I send a picture someone took of me last night. I’m looking off to the side, glass of wine in hand, laughing so hard that my eyes are closed. It’s not a very flattering picture, but it’s all I’ve got.
I don’t hear from Adam for the rest of the day, which is fine. I only have a couple more days left in Paris and I’m braving the Louvre today, spending the day there.
I don’t hear from him the next day either, and I’m headed back to London tonight. It felt good to do things on my timeline, but I’m looking forward to snuggles from Frankie tonight and hopefully seeing Maeve, Owen, Raf, and Adam tomorrow.
By the time I get back to the apartment, it’s 2 am and I’m wiped. I immediately take my pants off - right after kissing and hugging Frankie, that is. I’ve just taken off my bra when I hear a knock at the door. Maeve. It’s gotta be Maeve. What did she do with her key?
“Just couldn’t wait until morning to see me, huh?” I open the door only to be mauled by a giant of a man who pushes into my apartment. Adam kicks the door shut and then he’s hugging me tight around the waist and lifting me off my feet. Oh god. He smells so good. So, so good.
Adam holds me close, and I feel his heartbeat thudding against mine. His warm breath tickles my ear as he speaks in a low voice. “No, you’re right. I couldn’t wait. I asked Casper to let me know when you came in.” His confession catches me off guard. I didn't think Adam knew the overnight doorman's name. Is that what’s really important here?
The warmth of his hands seeps into my bare skin, and I melt into his embrace. My lack of clothing should bother me, but I find myself wishing there was even less of a barrier between us. I want more of his heat, more of his calloused hands on me, more of his warm breath on my skin. But I can’t. We’re friends. We can’t be more than that.
The thought snaps me back to reality, and I pull away, feeling a blush spread across my cheeks. His eyes linger on my body, taking in my white tank top that clings too tightly and barely keeps my underwear from view. Adam's eyes seem to drink me in and I feel like I'm standing here naked, my heart racing as if I'd run a marathon. Just like the night we met, I feel his gaze all over me. The heat of it as his eyes rake over every inch of my body. I don’t cover myself up. I let him look. This doesn’t feel very friendly, now does it? Oh shut up. I don’t care. Not one bit.

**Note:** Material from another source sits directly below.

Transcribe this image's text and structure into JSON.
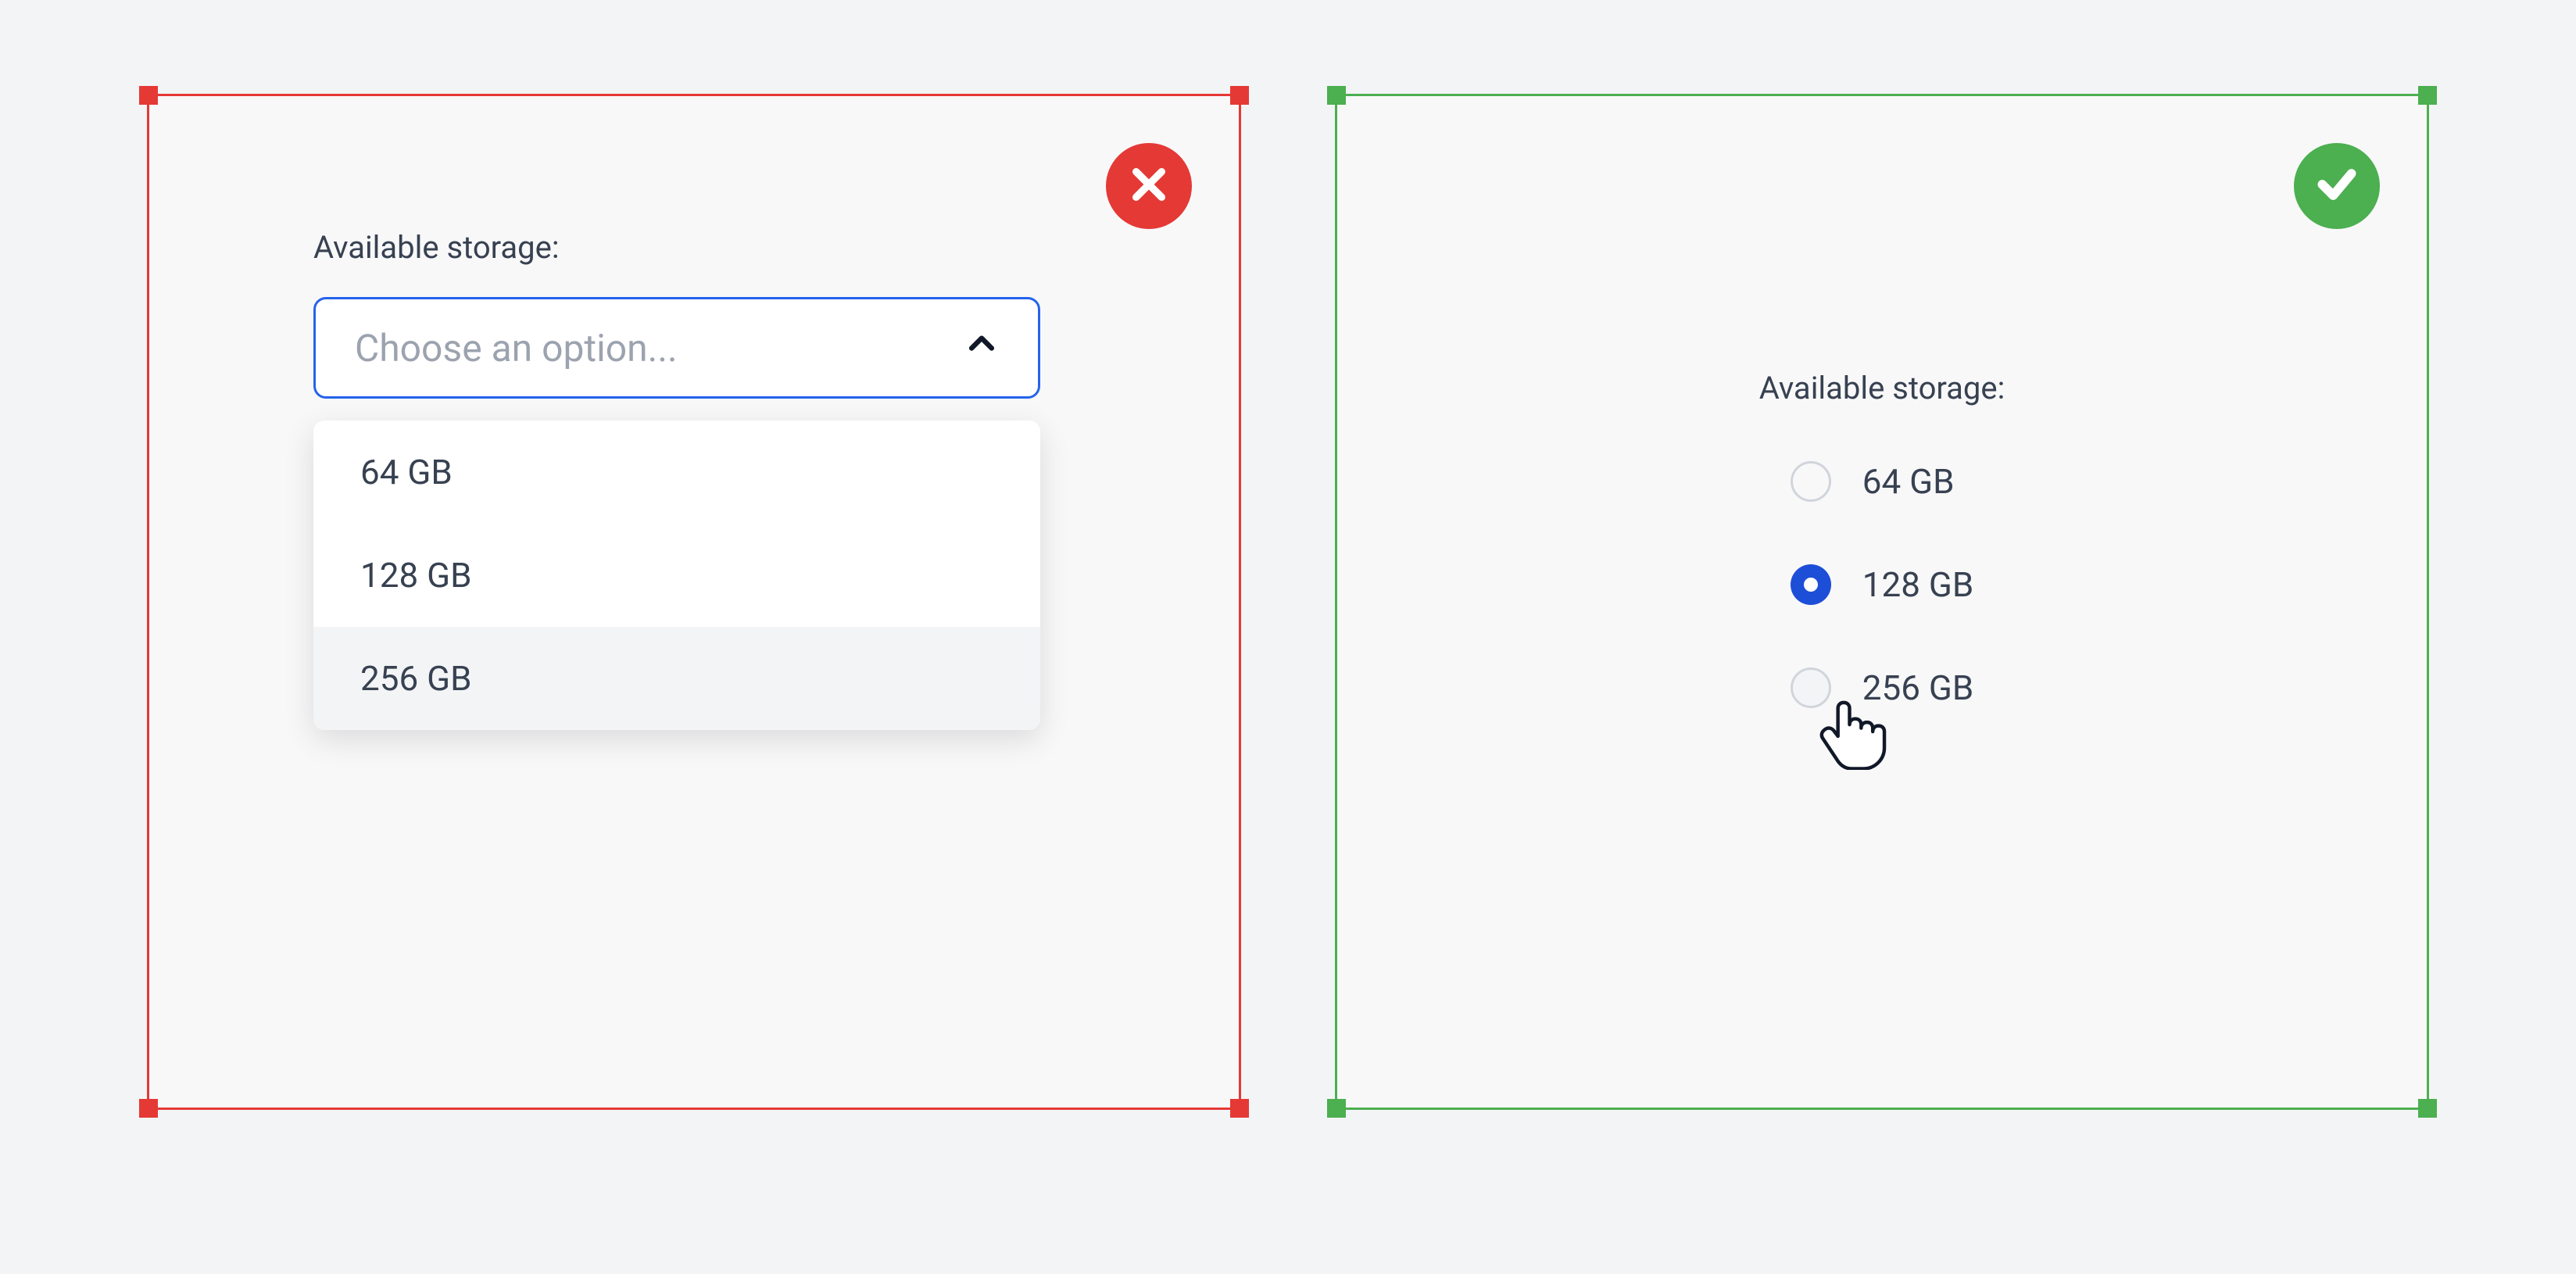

“I… It’s late. Sorry, I… I’ll see you tomorrow. Goodnight, L.” He looks at the wall, the floor, the dog, his shoes. Everywhere but back at me and then turns towards the door so fast he nearly runs into it. And just like that, he’s gone. And I’m leaning back on the wall, knees weak, knowing I’m going to need a battery-operated companion to join me in bed if I’m going to get any kind of sleep tonight.
* * *
Days go by and I don’t hear a peep from him. Not even a text. I know they’re having crazy long days because Maeve just told me, and she’s barely had time to text me as well. We’re sitting on the couch in her apartment eating nachos. She has tomorrow off, so we’re taking the opportunity to catch up.

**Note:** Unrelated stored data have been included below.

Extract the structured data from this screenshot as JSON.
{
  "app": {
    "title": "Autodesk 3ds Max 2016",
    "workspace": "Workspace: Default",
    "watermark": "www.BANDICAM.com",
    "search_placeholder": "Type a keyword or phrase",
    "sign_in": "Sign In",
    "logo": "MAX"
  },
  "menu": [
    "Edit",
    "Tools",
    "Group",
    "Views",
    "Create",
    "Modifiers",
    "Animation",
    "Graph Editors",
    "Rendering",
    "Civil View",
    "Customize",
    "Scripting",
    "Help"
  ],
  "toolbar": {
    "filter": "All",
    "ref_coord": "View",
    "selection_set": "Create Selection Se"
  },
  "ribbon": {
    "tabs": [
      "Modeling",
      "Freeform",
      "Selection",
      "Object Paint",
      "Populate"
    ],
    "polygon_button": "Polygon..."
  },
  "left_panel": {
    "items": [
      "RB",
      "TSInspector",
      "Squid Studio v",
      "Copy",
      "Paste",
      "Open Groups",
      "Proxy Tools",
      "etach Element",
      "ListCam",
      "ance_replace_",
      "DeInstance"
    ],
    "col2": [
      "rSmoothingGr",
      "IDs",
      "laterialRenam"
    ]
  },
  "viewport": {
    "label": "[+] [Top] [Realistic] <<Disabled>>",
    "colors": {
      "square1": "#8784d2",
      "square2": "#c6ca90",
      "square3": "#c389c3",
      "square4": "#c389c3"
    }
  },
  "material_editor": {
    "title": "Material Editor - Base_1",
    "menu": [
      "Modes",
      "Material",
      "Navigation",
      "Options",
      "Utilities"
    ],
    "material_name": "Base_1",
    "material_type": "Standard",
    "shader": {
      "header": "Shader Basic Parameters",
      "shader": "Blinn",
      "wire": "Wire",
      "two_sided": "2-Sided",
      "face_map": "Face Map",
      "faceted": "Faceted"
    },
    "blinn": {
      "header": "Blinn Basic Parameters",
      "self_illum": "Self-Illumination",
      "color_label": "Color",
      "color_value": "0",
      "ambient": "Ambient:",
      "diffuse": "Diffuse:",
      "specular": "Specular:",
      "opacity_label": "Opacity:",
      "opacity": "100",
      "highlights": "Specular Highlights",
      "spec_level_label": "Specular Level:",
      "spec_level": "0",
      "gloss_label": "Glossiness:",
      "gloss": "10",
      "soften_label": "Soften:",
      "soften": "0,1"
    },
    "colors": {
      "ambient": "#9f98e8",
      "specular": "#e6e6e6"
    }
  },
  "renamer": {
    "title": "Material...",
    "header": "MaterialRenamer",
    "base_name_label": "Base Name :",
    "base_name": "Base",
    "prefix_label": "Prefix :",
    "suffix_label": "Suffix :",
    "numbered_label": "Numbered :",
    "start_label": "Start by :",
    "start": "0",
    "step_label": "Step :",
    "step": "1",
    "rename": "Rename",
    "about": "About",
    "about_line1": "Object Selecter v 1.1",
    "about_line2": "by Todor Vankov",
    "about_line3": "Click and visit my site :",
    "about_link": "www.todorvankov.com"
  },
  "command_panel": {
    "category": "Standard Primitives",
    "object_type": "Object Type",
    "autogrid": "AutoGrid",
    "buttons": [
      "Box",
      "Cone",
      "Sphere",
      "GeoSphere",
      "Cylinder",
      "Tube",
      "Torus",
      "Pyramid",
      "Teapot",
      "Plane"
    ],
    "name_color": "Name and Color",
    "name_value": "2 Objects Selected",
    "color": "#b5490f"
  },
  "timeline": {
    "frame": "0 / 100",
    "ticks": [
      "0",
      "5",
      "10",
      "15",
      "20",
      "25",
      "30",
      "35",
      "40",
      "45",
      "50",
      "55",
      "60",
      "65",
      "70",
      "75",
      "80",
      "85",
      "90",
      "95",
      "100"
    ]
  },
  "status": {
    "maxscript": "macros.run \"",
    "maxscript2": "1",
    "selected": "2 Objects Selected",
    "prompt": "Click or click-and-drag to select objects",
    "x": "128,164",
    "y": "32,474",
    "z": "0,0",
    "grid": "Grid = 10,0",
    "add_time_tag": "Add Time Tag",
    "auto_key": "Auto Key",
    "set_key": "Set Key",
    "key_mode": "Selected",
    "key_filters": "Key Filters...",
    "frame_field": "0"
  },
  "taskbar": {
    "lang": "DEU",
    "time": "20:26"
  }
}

“How’s everything been on set? Have you filmed any of the love scenes with River yet?” It feels easier to use his stage name when asking my best friend if she’s kissed or had fake sex with the guy I’ve been having wet dreams about. Can girls have wet dreams?
“No, I haven’t. And it’s River now, is it? Weird to think of me snogging with Adam?” She gives me that one eyebrow lift and studies my face. I’m blushing, and I have no idea why. This is my best friend I’m talking to!

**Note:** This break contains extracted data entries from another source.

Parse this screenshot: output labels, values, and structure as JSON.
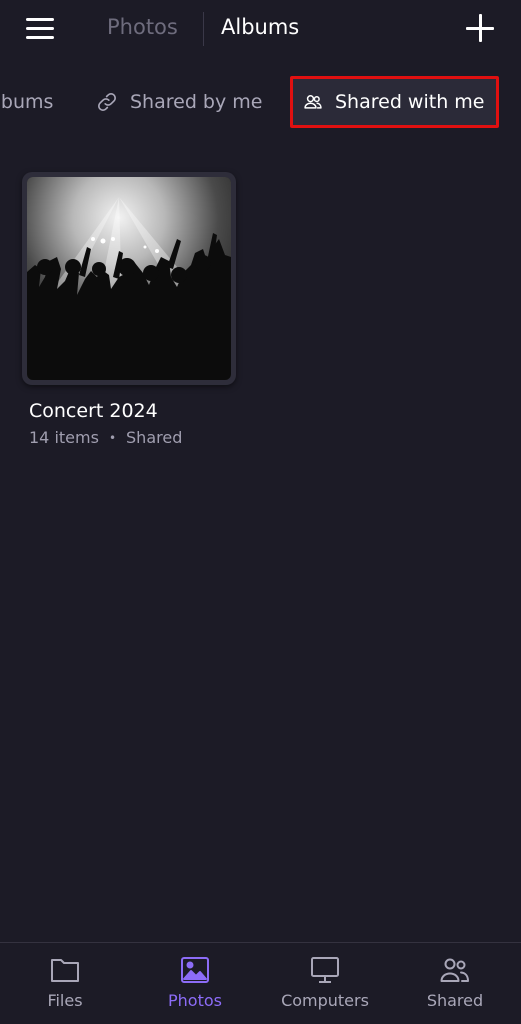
{
  "header": {
    "tab_photos": "Photos",
    "tab_albums": "Albums"
  },
  "filters": {
    "all_albums": "albums",
    "shared_by_me": "Shared by me",
    "shared_with_me": "Shared with me"
  },
  "albums": [
    {
      "title": "Concert 2024",
      "items": "14 items",
      "dot": "•",
      "status": "Shared"
    }
  ],
  "bottom_nav": {
    "items": [
      {
        "label": "Files",
        "icon": "folder-icon"
      },
      {
        "label": "Photos",
        "icon": "image-icon",
        "active": true
      },
      {
        "label": "Computers",
        "icon": "monitor-icon"
      },
      {
        "label": "Shared",
        "icon": "people-icon"
      }
    ]
  },
  "colors": {
    "background": "#1c1b26",
    "accent": "#8c6cf7",
    "highlight_border": "#e01010"
  }
}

“OK, I have something to confess.” I take a deep breath because she is going to give me SO much shit for this. “I imagined it was him when I was Lone Rangering the other night. And again, last night. And I’ve been having dreams.” I put both of my hands to my face and shake my head because even I can’t believe what I’m saying. I don’t tell her about the nightmares, only about the pleasant dreams.
“What you’re saying is Adam gets you hot. So hot that you’re having sex dreams about him. SO HOT that you – the girl who could win an Olympic gold medal in masturbating without attachments to any specific fantasy or person – have been fantasizing about Adam? Did I get that right?” She picks up a chip and crunches down loudly as if this isn’t the single most ridiculous admission I’ve ever made to her.